> I've been doing some tests of my postfix server and sometimes when I
> connect, I get *two* ESMTP banners, one that has a hyphen (-) after the
> 220, and one that doesn't. Other connections, I only get one banner:
> 
> $ nc -v server.example.net 25
> Connection to server.example.net (10.0.0.1) 25 port [tcp/smtp] succeeded!
> 220-server.example.net ESMTP (spam is not appreciated)
> 220 server.example.net ESMTP (spam is not appreciated)
> quit
> 221 2.0.0 Bye
> root@mon02-mtl:~# nc -v server.example.net 25
> Connection to server.example.net (10.0.0.1) 25 port [tcp/smtp] succeeded!
> 220 server.example.net ESMTP (spam is not appreciated)
> quit
> 221 2.0.0 Bye
> 
> Can someone explain what the two banners mean, and why they happen
> sometimes, and are slightly different?

220- (with hyphen) means that the server has not finished sending yet.

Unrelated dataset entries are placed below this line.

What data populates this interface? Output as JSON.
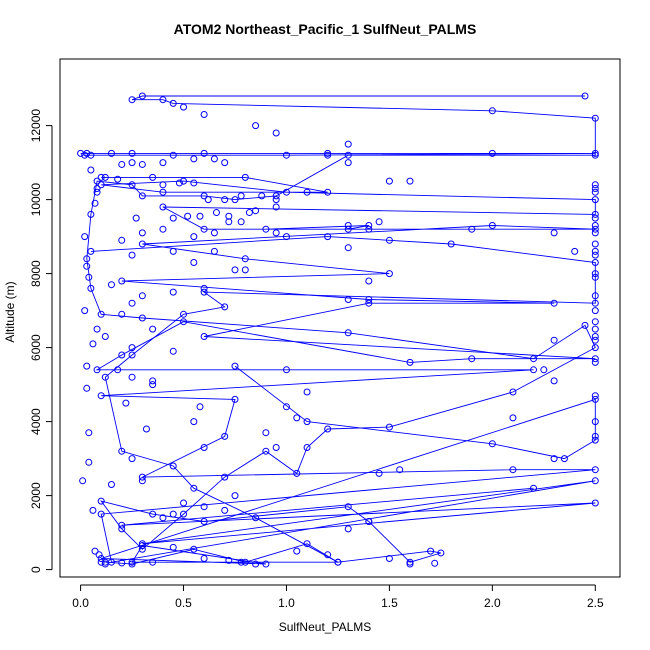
{
  "chart_data": {
    "type": "line",
    "title": "ATOM2 Northeast_Pacific_1 SulfNeut_PALMS",
    "xlabel": "SulfNeut_PALMS",
    "ylabel": "Altitude (m)",
    "xlim": [
      -0.1,
      2.62
    ],
    "ylim": [
      -200,
      13800
    ],
    "x_ticks": [
      0.0,
      0.5,
      1.0,
      1.5,
      2.0,
      2.5
    ],
    "x_tick_labels": [
      "0.0",
      "0.5",
      "1.0",
      "1.5",
      "2.0",
      "2.5"
    ],
    "y_ticks": [
      0,
      2000,
      4000,
      6000,
      8000,
      10000,
      12000
    ],
    "y_tick_labels": [
      "0",
      "2000",
      "4000",
      "6000",
      "8000",
      "10000",
      "12000"
    ],
    "grid": false,
    "legend": "none",
    "series_color": "#0000ff",
    "marker": "open-circle",
    "series": [
      {
        "points": [
          [
            0.12,
            200
          ],
          [
            0.25,
            150
          ],
          [
            0.55,
            550
          ],
          [
            0.8,
            200
          ],
          [
            1.1,
            700
          ],
          [
            1.25,
            200
          ],
          [
            1.7,
            500
          ],
          [
            1.75,
            450
          ],
          [
            1.6,
            200
          ],
          [
            1.4,
            1300
          ],
          [
            1.3,
            1700
          ],
          [
            0.6,
            1300
          ],
          [
            0.35,
            1500
          ],
          [
            0.1,
            1850
          ],
          [
            0.2,
            1100
          ],
          [
            0.3,
            550
          ],
          [
            0.5,
            1500
          ],
          [
            0.7,
            2500
          ],
          [
            0.9,
            3200
          ],
          [
            1.05,
            2600
          ],
          [
            1.1,
            3300
          ],
          [
            1.2,
            3800
          ],
          [
            1.5,
            3850
          ],
          [
            2.1,
            4800
          ],
          [
            2.5,
            6000
          ],
          [
            2.45,
            6600
          ],
          [
            2.2,
            5700
          ],
          [
            1.3,
            6400
          ],
          [
            0.3,
            6800
          ],
          [
            0.1,
            6900
          ],
          [
            0.05,
            7600
          ],
          [
            0.03,
            8400
          ],
          [
            0.05,
            9600
          ],
          [
            0.08,
            10500
          ],
          [
            0.25,
            10400
          ],
          [
            0.3,
            10100
          ],
          [
            0.6,
            10100
          ],
          [
            0.75,
            10000
          ],
          [
            0.95,
            10100
          ],
          [
            1.3,
            11200
          ],
          [
            2.5,
            11200
          ],
          [
            2.5,
            12200
          ],
          [
            2.0,
            12400
          ],
          [
            0.45,
            12600
          ],
          [
            0.4,
            12700
          ],
          [
            0.25,
            12700
          ],
          [
            0.3,
            12800
          ],
          [
            2.45,
            12800
          ]
        ]
      },
      {
        "points": [
          [
            0.02,
            11200
          ],
          [
            0.45,
            11200
          ],
          [
            1.0,
            11200
          ],
          [
            2.5,
            11250
          ],
          [
            2.0,
            11250
          ],
          [
            1.2,
            11250
          ],
          [
            0.6,
            11250
          ],
          [
            0.25,
            11250
          ],
          [
            0.0,
            11250
          ]
        ]
      },
      {
        "points": [
          [
            0.1,
            10600
          ],
          [
            0.8,
            10600
          ],
          [
            1.2,
            10200
          ],
          [
            0.4,
            10200
          ],
          [
            0.1,
            10400
          ],
          [
            0.5,
            10500
          ],
          [
            1.0,
            10200
          ],
          [
            2.5,
            10000
          ],
          [
            2.5,
            9600
          ],
          [
            0.4,
            9800
          ],
          [
            0.6,
            9200
          ],
          [
            1.3,
            9200
          ],
          [
            1.4,
            9300
          ],
          [
            0.9,
            9200
          ],
          [
            2.5,
            9200
          ],
          [
            2.0,
            9300
          ],
          [
            0.3,
            8800
          ],
          [
            0.8,
            8400
          ],
          [
            1.5,
            8000
          ],
          [
            0.2,
            7800
          ],
          [
            1.4,
            7300
          ],
          [
            2.3,
            7200
          ],
          [
            1.4,
            7200
          ],
          [
            0.6,
            6300
          ],
          [
            2.5,
            5700
          ],
          [
            1.9,
            5700
          ],
          [
            1.6,
            5600
          ],
          [
            0.5,
            6700
          ],
          [
            0.2,
            5800
          ],
          [
            0.08,
            5400
          ],
          [
            2.2,
            5400
          ],
          [
            0.1,
            4700
          ],
          [
            0.75,
            4600
          ],
          [
            0.7,
            3600
          ],
          [
            0.3,
            2500
          ],
          [
            2.1,
            2700
          ],
          [
            2.5,
            2700
          ],
          [
            0.1,
            1500
          ],
          [
            0.15,
            200
          ],
          [
            2.5,
            2400
          ],
          [
            0.3,
            700
          ],
          [
            2.5,
            1800
          ],
          [
            0.2,
            1200
          ],
          [
            2.2,
            2200
          ]
        ]
      },
      {
        "points": [
          [
            0.05,
            8600
          ],
          [
            1.2,
            9000
          ],
          [
            1.8,
            8800
          ],
          [
            2.5,
            8300
          ],
          [
            2.5,
            7200
          ],
          [
            0.6,
            7500
          ],
          [
            0.7,
            7100
          ],
          [
            0.5,
            6900
          ],
          [
            0.25,
            5800
          ],
          [
            0.12,
            5200
          ],
          [
            0.2,
            3200
          ],
          [
            0.45,
            2800
          ],
          [
            0.55,
            2200
          ],
          [
            0.85,
            1400
          ],
          [
            1.25,
            200
          ],
          [
            0.25,
            200
          ],
          [
            0.3,
            650
          ],
          [
            0.9,
            150
          ],
          [
            0.1,
            300
          ],
          [
            2.5,
            4600
          ],
          [
            2.5,
            3500
          ],
          [
            2.35,
            3000
          ],
          [
            2.0,
            3400
          ],
          [
            1.1,
            4000
          ],
          [
            0.75,
            5500
          ]
        ]
      }
    ],
    "scatter_points": [
      [
        0.05,
        10800
      ],
      [
        0.08,
        10300
      ],
      [
        0.12,
        10600
      ],
      [
        0.18,
        10550
      ],
      [
        0.25,
        11000
      ],
      [
        0.3,
        10950
      ],
      [
        0.35,
        10600
      ],
      [
        0.4,
        10400
      ],
      [
        0.48,
        10450
      ],
      [
        0.55,
        10450
      ],
      [
        0.62,
        10000
      ],
      [
        0.7,
        10000
      ],
      [
        0.78,
        10100
      ],
      [
        0.88,
        10100
      ],
      [
        0.52,
        9550
      ],
      [
        0.58,
        9550
      ],
      [
        0.66,
        9650
      ],
      [
        0.72,
        9550
      ],
      [
        0.82,
        9650
      ],
      [
        0.95,
        10000
      ],
      [
        0.95,
        9100
      ],
      [
        1.0,
        9000
      ],
      [
        1.5,
        10500
      ],
      [
        1.6,
        10500
      ],
      [
        2.5,
        10400
      ],
      [
        2.5,
        10300
      ],
      [
        2.5,
        10200
      ],
      [
        2.5,
        9500
      ],
      [
        2.5,
        9300
      ],
      [
        2.5,
        9100
      ],
      [
        2.5,
        8800
      ],
      [
        2.5,
        8600
      ],
      [
        2.5,
        8500
      ],
      [
        2.4,
        8600
      ],
      [
        2.5,
        8000
      ],
      [
        2.5,
        7900
      ],
      [
        2.5,
        7400
      ],
      [
        2.5,
        7000
      ],
      [
        2.5,
        6700
      ],
      [
        2.5,
        6500
      ],
      [
        2.5,
        6300
      ],
      [
        2.5,
        6200
      ],
      [
        2.5,
        5600
      ],
      [
        2.5,
        4700
      ],
      [
        2.5,
        4000
      ],
      [
        2.5,
        3600
      ],
      [
        2.3,
        3000
      ],
      [
        2.1,
        4100
      ],
      [
        2.3,
        6200
      ],
      [
        2.25,
        5400
      ],
      [
        2.3,
        5100
      ],
      [
        1.45,
        2600
      ],
      [
        1.55,
        2700
      ],
      [
        1.4,
        1300
      ],
      [
        1.3,
        1100
      ],
      [
        1.3,
        7300
      ],
      [
        1.4,
        7800
      ],
      [
        1.3,
        8700
      ],
      [
        1.5,
        8900
      ],
      [
        1.3,
        11500
      ],
      [
        1.3,
        11000
      ],
      [
        0.7,
        11000
      ],
      [
        0.65,
        11100
      ],
      [
        0.55,
        11100
      ],
      [
        0.4,
        11000
      ],
      [
        0.2,
        10950
      ],
      [
        0.15,
        11250
      ],
      [
        0.05,
        11200
      ],
      [
        0.03,
        11250
      ],
      [
        0.08,
        10200
      ],
      [
        0.07,
        9900
      ],
      [
        0.02,
        9000
      ],
      [
        0.03,
        8200
      ],
      [
        0.04,
        7900
      ],
      [
        0.02,
        7000
      ],
      [
        0.03,
        5500
      ],
      [
        0.03,
        4900
      ],
      [
        0.04,
        3700
      ],
      [
        0.04,
        2900
      ],
      [
        0.01,
        2400
      ],
      [
        0.06,
        1600
      ],
      [
        0.07,
        500
      ],
      [
        0.09,
        400
      ],
      [
        0.1,
        200
      ],
      [
        0.12,
        150
      ],
      [
        0.2,
        180
      ],
      [
        0.35,
        200
      ],
      [
        0.45,
        600
      ],
      [
        0.6,
        300
      ],
      [
        0.72,
        250
      ],
      [
        0.78,
        200
      ],
      [
        0.85,
        150
      ],
      [
        1.05,
        500
      ],
      [
        1.2,
        400
      ],
      [
        1.5,
        300
      ],
      [
        1.6,
        150
      ],
      [
        1.72,
        170
      ],
      [
        0.15,
        2300
      ],
      [
        0.3,
        2400
      ],
      [
        0.4,
        1400
      ],
      [
        0.45,
        1500
      ],
      [
        0.5,
        1800
      ],
      [
        0.6,
        1700
      ],
      [
        0.7,
        1600
      ],
      [
        0.75,
        2000
      ],
      [
        0.6,
        3300
      ],
      [
        0.55,
        4000
      ],
      [
        0.58,
        4400
      ],
      [
        0.9,
        3700
      ],
      [
        0.95,
        3300
      ],
      [
        1.0,
        4400
      ],
      [
        1.0,
        5400
      ],
      [
        1.05,
        4100
      ],
      [
        1.1,
        4800
      ],
      [
        0.35,
        5100
      ],
      [
        0.45,
        5900
      ],
      [
        0.22,
        4500
      ],
      [
        0.32,
        3800
      ],
      [
        0.25,
        3000
      ],
      [
        0.25,
        6000
      ],
      [
        0.2,
        6900
      ],
      [
        0.25,
        7200
      ],
      [
        0.3,
        7400
      ],
      [
        0.35,
        6500
      ],
      [
        0.45,
        7500
      ],
      [
        0.45,
        8600
      ],
      [
        0.55,
        8300
      ],
      [
        0.6,
        7600
      ],
      [
        0.65,
        8600
      ],
      [
        0.75,
        8100
      ],
      [
        0.8,
        8100
      ],
      [
        0.27,
        9500
      ],
      [
        0.3,
        9100
      ],
      [
        0.4,
        9200
      ],
      [
        0.45,
        9500
      ],
      [
        0.55,
        9000
      ],
      [
        0.65,
        9100
      ],
      [
        0.72,
        9400
      ],
      [
        0.78,
        9400
      ],
      [
        0.85,
        9700
      ],
      [
        0.95,
        9800
      ],
      [
        1.3,
        9300
      ],
      [
        1.4,
        9200
      ],
      [
        1.45,
        9400
      ],
      [
        2.3,
        9100
      ],
      [
        1.9,
        9200
      ],
      [
        0.5,
        12500
      ],
      [
        0.6,
        12300
      ],
      [
        0.85,
        12000
      ],
      [
        0.95,
        11800
      ],
      [
        1.1,
        10200
      ],
      [
        1.2,
        11200
      ],
      [
        0.2,
        8900
      ],
      [
        0.25,
        8500
      ],
      [
        0.15,
        7700
      ],
      [
        0.12,
        6300
      ],
      [
        0.08,
        6500
      ],
      [
        0.06,
        6100
      ],
      [
        0.18,
        5400
      ],
      [
        0.25,
        5200
      ],
      [
        0.35,
        5000
      ]
    ]
  }
}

Often this is used to detect spammers that don't play by the rules and send
smtp commands without waiting for answers (pipelining).

e.g. http://www.postfix.org/postconf.5.html#reject_unauth_pipelining

Or if an answer is too long and is broken into several lines, all lines
but the last will have a hyphen after the status code.